Sie wundert sich über die seltsame deutsche Angst davor, dass "der Russe vor der Tür" stehe, wenn Putin doch nicht mal Kiew einnehmen konnte. Dass diese Angst womöglich etwas damit zu tun haben könnte, dass Putin das überhaupt versucht hat, sagt sie nicht. Auch nicht, dass sie selbst wenige Tage vor dem russischen Überfall Sorgen vor einem Krieg in gleicher Weise abgetan hatte, in der sie heute argumentiert, Moskau habe keinerlei Interesse an einer Eskalation. Aber in ihrem Publikum an diesem Tag würde das ohnehin niemand hören wollen. 

Wagenknecht behauptet, der Ukraine-Krieg könnte längst zu Ende sein, wenn Wolodymyr Selenskyj nur diesen einen russischen Wunsch erfüllt hätte, nicht der Nato beizutreten. Sie unterstellt Politikerinnen und Politikern wie „Marie-Agnes Strack-Rheinmetall“, die sich für Waffenlieferungen starkmachen, persönliche Interessen, weil sie Rüstungskonzernen in ihren Wahlkreisen helfen wollten oder selbst Posten in Lobbyorganisationen hätten. Sie fordert ein „Ehrenbataillon“ aus deutschen Politikern, „die unbedingt Krieg machen wollen“ und wettert gegen diese „verdammte militärische Hochrüstung“.

Sahra Wagenknecht macht sich über Joe Biden lustig

Weil eine Prise Anti-Amerikanismus bei ihren Leuten bewährt funktioniert, macht sich die BSW-Chefin noch über US-Präsident Joe Biden lustig, der öfter mal Namen vertauscht, aber Olaf Scholz immer noch nicht seine Hoffnung erfüllt habe, ihn wenigstens einmal mit Willy Brandt oder Helmut Schmidt zu verwechseln. Wagenknecht lobt Österreich, das im vergangenen Jahr 98 Prozent seines Gases aus Russland bezogen habe und immer wieder fordert sie Verhandlungen mit dem Kreml und Kompromisse. „Wer den Krieg nach Russland tragen will mit deutschen Waffen, der trägt den Krieg nach Deutschland“, warnt sie unter tosendem Applaus.

In der Rede findet sich eine auffallend hohe Dichte der Begriffe Irrsinn, Wahnsinn und Schwachsinn.
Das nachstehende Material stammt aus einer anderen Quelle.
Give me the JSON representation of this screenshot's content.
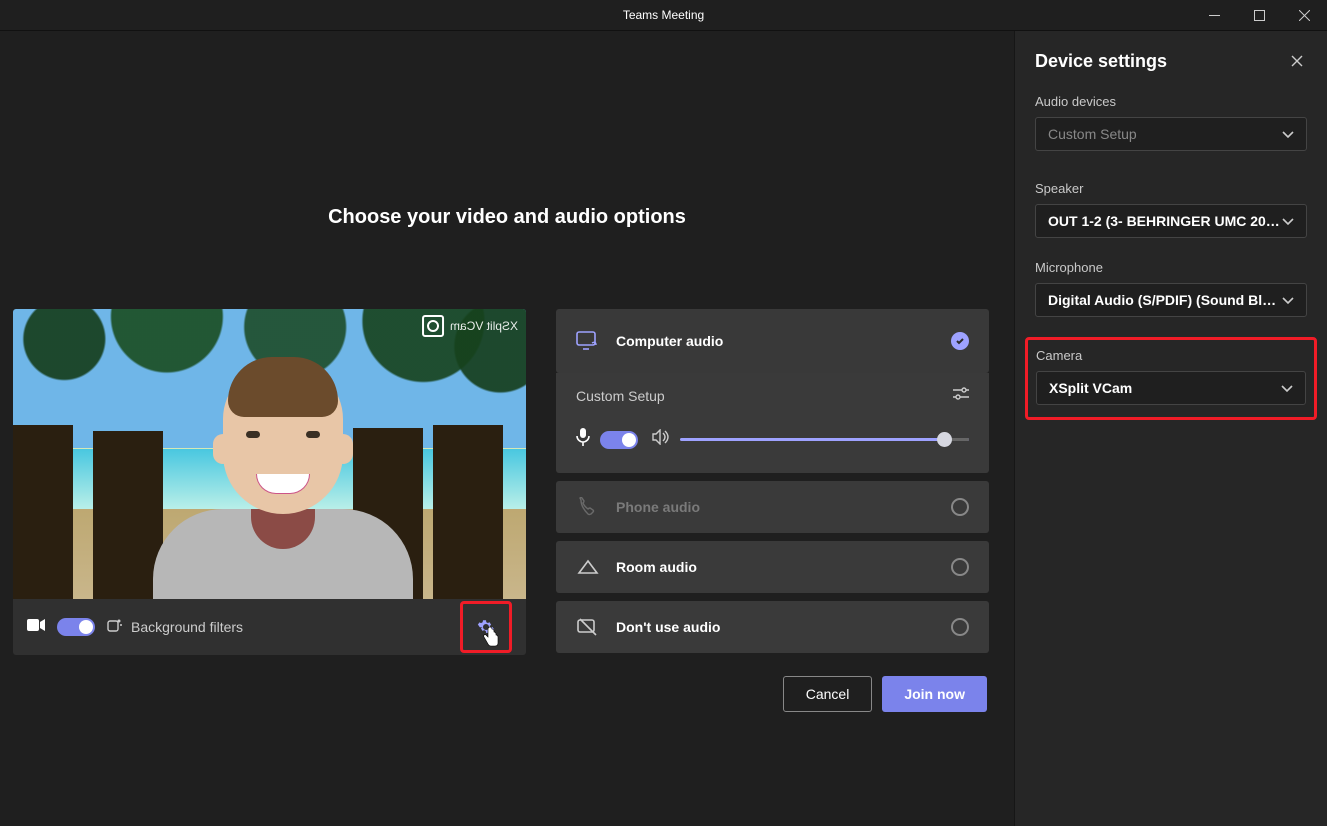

Der Unterhaltungswert, der den Politischen Aschermittwoch ja auch ausmacht, bleibt hingegen überschaubar. Es ist eine recht humorlose Abrechnung mit der Ampel, die nicht nur die dümmste, sondern auch die gefährlichste Regierung in Europa sei.

Weil wir uns ja schließlich in Bayern befinden, gibt es auch noch eine kurze Solidaritätsadresse an wütende Landwirte. Und zum Abschluss noch mal ein bisschen Häme gegen Regierungspolitiker, die auf Demonstrationen gegen Rechtsextremismus angeblich gegen sich selbst protestieren. Das Publikum erhebt sich von den Sitzen. Die Frau mit dem Kamillentee trinkt jetzt Bier.